Sunday, April 11, 2010

A Supreme Court Candy Moment

When you hear the words "Whitman's Sampler," what does it conjure up? A box of chocolates, designed to resemble a traditional stitched sampler to show its all-American goodness, often presented at holidays or other special occasions? Ever hear of the once-popular Whitman's Pickaninny Peppermints? Here's why not. In 1941 a certain NAACP lawyer named Thurgood Marshall published an article about Whitman's racial insensitivity in a journal called Afro-American. The Whitman's people tried to insist that the term "pickaninny" only meant "cute colored kid." (See Heide's "Black Kids" candy posted here on 03.06.10 -- perhaps that was somebody's idea of an updated and enlightened product name.) Not so coincidentally, after four years of defensive corporate correspondence with Marshall on this topic, Whitman's Pickaninny Peppermints were withdrawn.
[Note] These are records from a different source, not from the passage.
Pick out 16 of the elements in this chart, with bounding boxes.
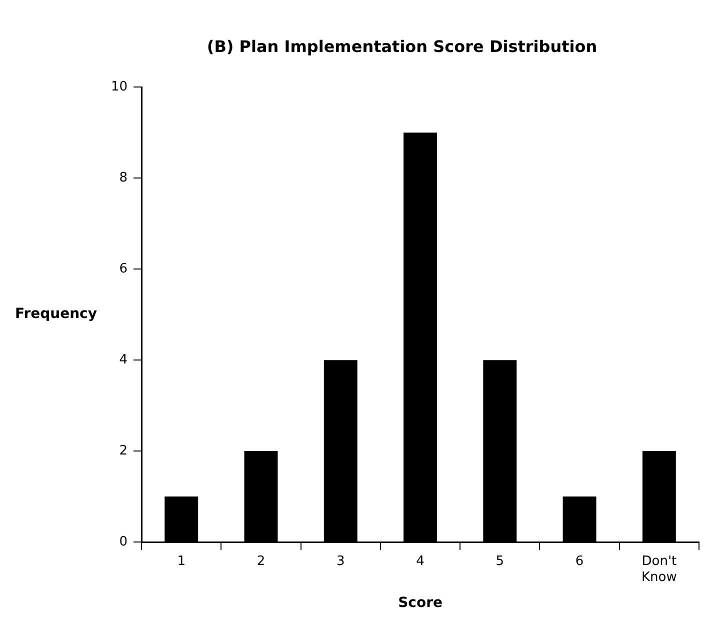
y-tick-label: 6: [119, 261, 128, 276]
x-tick-label: 3: [336, 554, 345, 570]
x-tick-label: 1: [177, 554, 186, 570]
x-tick-label: 4: [416, 554, 424, 570]
y-tick-label: 10: [110, 80, 128, 95]
y-tick-label: 0: [119, 534, 128, 550]
y-axis-title: Frequency: [15, 306, 97, 322]
chart-title: (B) Plan Implementation Score Distribution: [206, 36, 598, 56]
x-tick-label: Don't Know: [642, 554, 678, 585]
y-tick-label: 2: [119, 443, 128, 458]
x-axis-title: Score: [398, 595, 442, 612]
x-tick-label: 2: [256, 554, 266, 570]
x-tick-label: 6: [575, 554, 584, 570]
y-tick-label: 4: [119, 352, 128, 368]
y-tick-label: 8: [119, 170, 128, 186]
x-tick-label: 5: [496, 554, 504, 570]
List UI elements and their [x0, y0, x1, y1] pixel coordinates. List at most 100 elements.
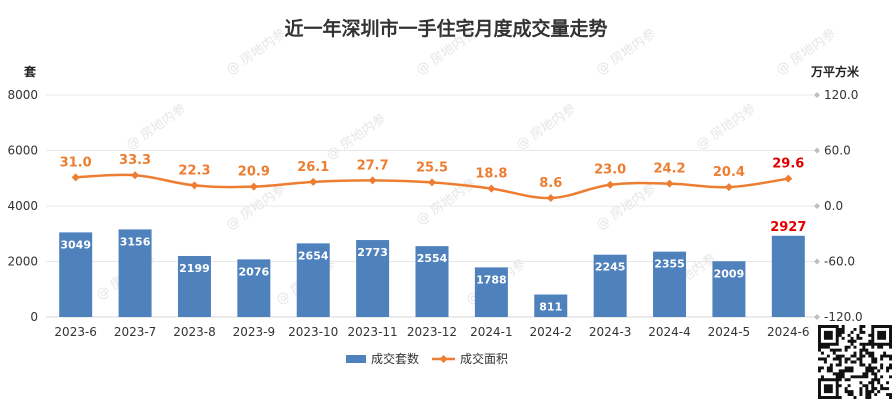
right-tick-0: 120.0 [824, 88, 858, 102]
x-tick-2023-8: 2023-8 [173, 325, 216, 339]
x-axis-ticks: 2023-6 2023-7 2023-8 2023-9 2023-10 2023-11 20… [54, 325, 809, 339]
line-point-2024-1 [487, 184, 496, 193]
line-label-2023-12: 25.5 [416, 160, 448, 175]
legend-label-line: 成交面积 [460, 351, 508, 366]
watermark-4: @ 房地内参 [123, 101, 189, 154]
x-tick-2023-11: 2023-11 [348, 325, 398, 339]
bar-label-2023-11: 2773 [357, 246, 388, 259]
x-tick-2023-6: 2023-6 [54, 325, 97, 339]
line-point-2023-8 [190, 181, 199, 190]
bar-2023-8 [177, 255, 211, 317]
bar-2023-7 [118, 229, 152, 317]
bar-label-2023-7: 3156 [120, 235, 151, 248]
bar-2024-2 [534, 294, 568, 317]
bar-series: 3049 3156 2199 2076 2654 2773 2554 1788 811 2245 2… [59, 220, 806, 317]
legend-swatch-bars [346, 355, 366, 363]
watermark-0: @ 房地内参 [223, 26, 289, 79]
x-tick-2024-6: 2024-6 [767, 325, 810, 339]
bar-label-2024-5: 2009 [714, 267, 745, 280]
bar-2023-9 [237, 259, 271, 317]
bar-label-2024-2: 811 [539, 300, 562, 313]
right-tick-marker-3 [814, 258, 820, 265]
line-label-2023-6: 31.0 [60, 155, 92, 170]
line-label-2024-6: 29.6 [772, 157, 804, 172]
line-label-2023-11: 27.7 [357, 158, 389, 173]
left-tick-3: 2000 [7, 255, 38, 269]
line-point-2023-12 [428, 178, 436, 187]
right-tick-marker-4 [814, 314, 820, 320]
line-label-2023-10: 26.1 [297, 160, 329, 175]
watermark-10: @ 房地内参 [593, 181, 659, 234]
line-point-2023-10 [309, 177, 318, 186]
left-tick-2: 4000 [7, 199, 38, 213]
bar-2024-1 [474, 267, 508, 317]
legend-swatch-marker [439, 355, 448, 363]
line-point-2024-4 [665, 179, 674, 188]
bar-2024-5 [712, 261, 746, 317]
watermark-5: @ 房地内参 [323, 111, 389, 164]
line-point-2024-3 [606, 180, 615, 189]
line-label-2024-3: 23.0 [594, 163, 626, 178]
left-tick-0: 8000 [7, 88, 38, 102]
qr-code [818, 325, 892, 399]
bar-2023-6 [59, 232, 93, 317]
legend-label-bars: 成交套数 [371, 351, 419, 366]
x-tick-2024-3: 2024-3 [589, 325, 632, 339]
left-tick-1: 6000 [7, 144, 38, 158]
x-tick-2024-1: 2024-1 [470, 325, 513, 339]
x-tick-2023-7: 2023-7 [114, 325, 157, 339]
line-label-2024-2: 8.6 [539, 176, 562, 191]
line-label-2023-9: 20.9 [238, 165, 270, 180]
right-tick-marker-1 [814, 147, 820, 154]
x-tick-2024-5: 2024-5 [708, 325, 751, 339]
chart-title: 近一年深圳市一手住宅月度成交量走势 [284, 17, 607, 40]
right-tick-marker-2 [814, 203, 820, 209]
right-tick-3: -60.0 [824, 255, 855, 269]
line-point-2024-5 [724, 183, 733, 192]
bar-label-2024-3: 2245 [595, 261, 626, 274]
line-point-2023-9 [249, 182, 258, 191]
line-label-2024-4: 24.2 [653, 162, 685, 177]
left-axis-unit: 套 [23, 64, 37, 79]
right-tick-4: -120.0 [824, 310, 863, 324]
line-point-2023-11 [368, 176, 377, 185]
bar-2024-4 [653, 251, 687, 317]
x-tick-2024-2: 2024-2 [530, 325, 573, 339]
legend: 成交套数 成交面积 [346, 351, 508, 366]
x-tick-2024-4: 2024-4 [648, 325, 691, 339]
line-label-2024-1: 18.8 [475, 167, 507, 182]
x-tick-2023-10: 2023-10 [288, 325, 338, 339]
bar-2024-6 [771, 235, 805, 317]
bar-label-2024-1: 1788 [476, 273, 507, 286]
bar-label-2023-6: 3049 [60, 238, 91, 251]
line-point-2023-7 [131, 171, 140, 180]
watermark-7: @ 房地内参 [693, 101, 759, 154]
line-point-2023-6 [71, 173, 80, 182]
watermark-6: @ 房地内参 [513, 101, 579, 154]
right-tick-2: 0.0 [824, 199, 843, 213]
line-label-2024-5: 20.4 [713, 165, 745, 180]
bar-label-2024-6: 2927 [770, 220, 806, 235]
line-series: 31.0 33.3 22.3 20.9 26.1 27.7 25.5 18.8 8.6 23.0 2… [60, 153, 804, 203]
bar-2023-10 [296, 243, 330, 317]
left-axis-ticks: 8000 6000 4000 2000 0 [7, 88, 38, 324]
right-axis-unit: 万平方米 [810, 64, 860, 79]
line-point-2024-2 [546, 194, 555, 203]
bar-2023-12 [415, 246, 449, 317]
bar-2023-11 [356, 240, 390, 317]
bar-label-2023-12: 2554 [417, 252, 448, 265]
line-label-2023-7: 33.3 [119, 153, 151, 168]
bar-2024-3 [593, 254, 627, 317]
line-point-2024-6 [784, 174, 793, 183]
x-tick-2023-9: 2023-9 [233, 325, 276, 339]
left-tick-4: 0 [30, 310, 38, 324]
x-tick-2023-12: 2023-12 [407, 325, 457, 339]
line-label-2023-8: 22.3 [178, 163, 210, 178]
qr-modules [818, 325, 892, 399]
bar-label-2024-4: 2355 [654, 258, 685, 271]
bar-label-2023-9: 2076 [239, 265, 270, 278]
bar-label-2023-8: 2199 [179, 262, 210, 275]
bar-label-2023-10: 2654 [298, 249, 329, 262]
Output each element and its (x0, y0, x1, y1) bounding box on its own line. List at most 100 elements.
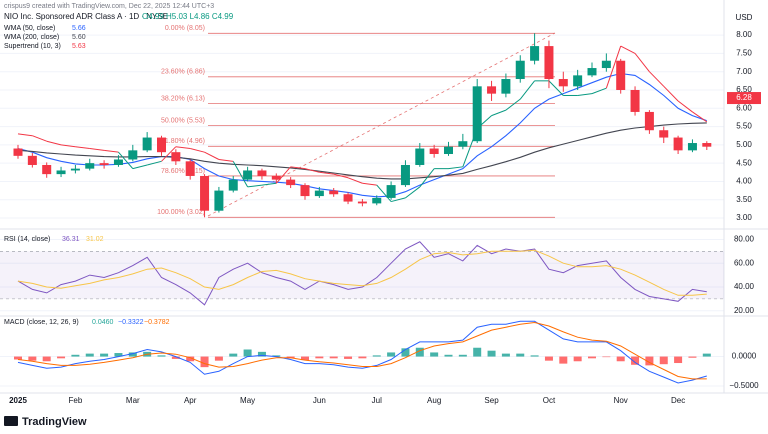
supertrend-segment (519, 80, 535, 100)
supertrend-segment (46, 140, 62, 146)
supertrend-segment (405, 186, 421, 199)
legend-value: 31.02 (86, 236, 104, 243)
candle-body (13, 148, 23, 156)
symbol: NIO Inc. Sponsored ADR Class A · 1D · NY… (4, 12, 168, 21)
histogram-bar (659, 356, 668, 365)
histogram-bar (588, 356, 596, 359)
supertrend-segment (448, 166, 463, 170)
candle-body (372, 197, 382, 204)
rsi-line (17, 241, 707, 306)
legend-entry: WMA (200, close) (4, 34, 59, 41)
candle-body (487, 86, 497, 94)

Thurgood Marshall, of course, went on to become the first African American (or Negro, as he was called at the time) to serve on the US Supreme Court. Today we have a president of color soon to make his second appointment to the Supreme Court bench. Yet another instance of racism and candy product marketing and history that would have been terrific grist for Alice Tatnall Ziplinsky's complex and conflicted mill in True Confections.


  1. Hey Katharine!

    Tripped over a vending machine site and thought of you when I glanced at this vintage beauty. Was not familiar with Love Nest - right about the middle of the vending machine - but it looks like a nougat and nut combo that the Ziplinsky's could've handled on their line.

  2. How fabulous! Love the Love Nest, never heard of it! The Euclid Candy Company sounds made up as well. I want that Candy Man vending machine, which also seems to stock the obscure Jolly Jack.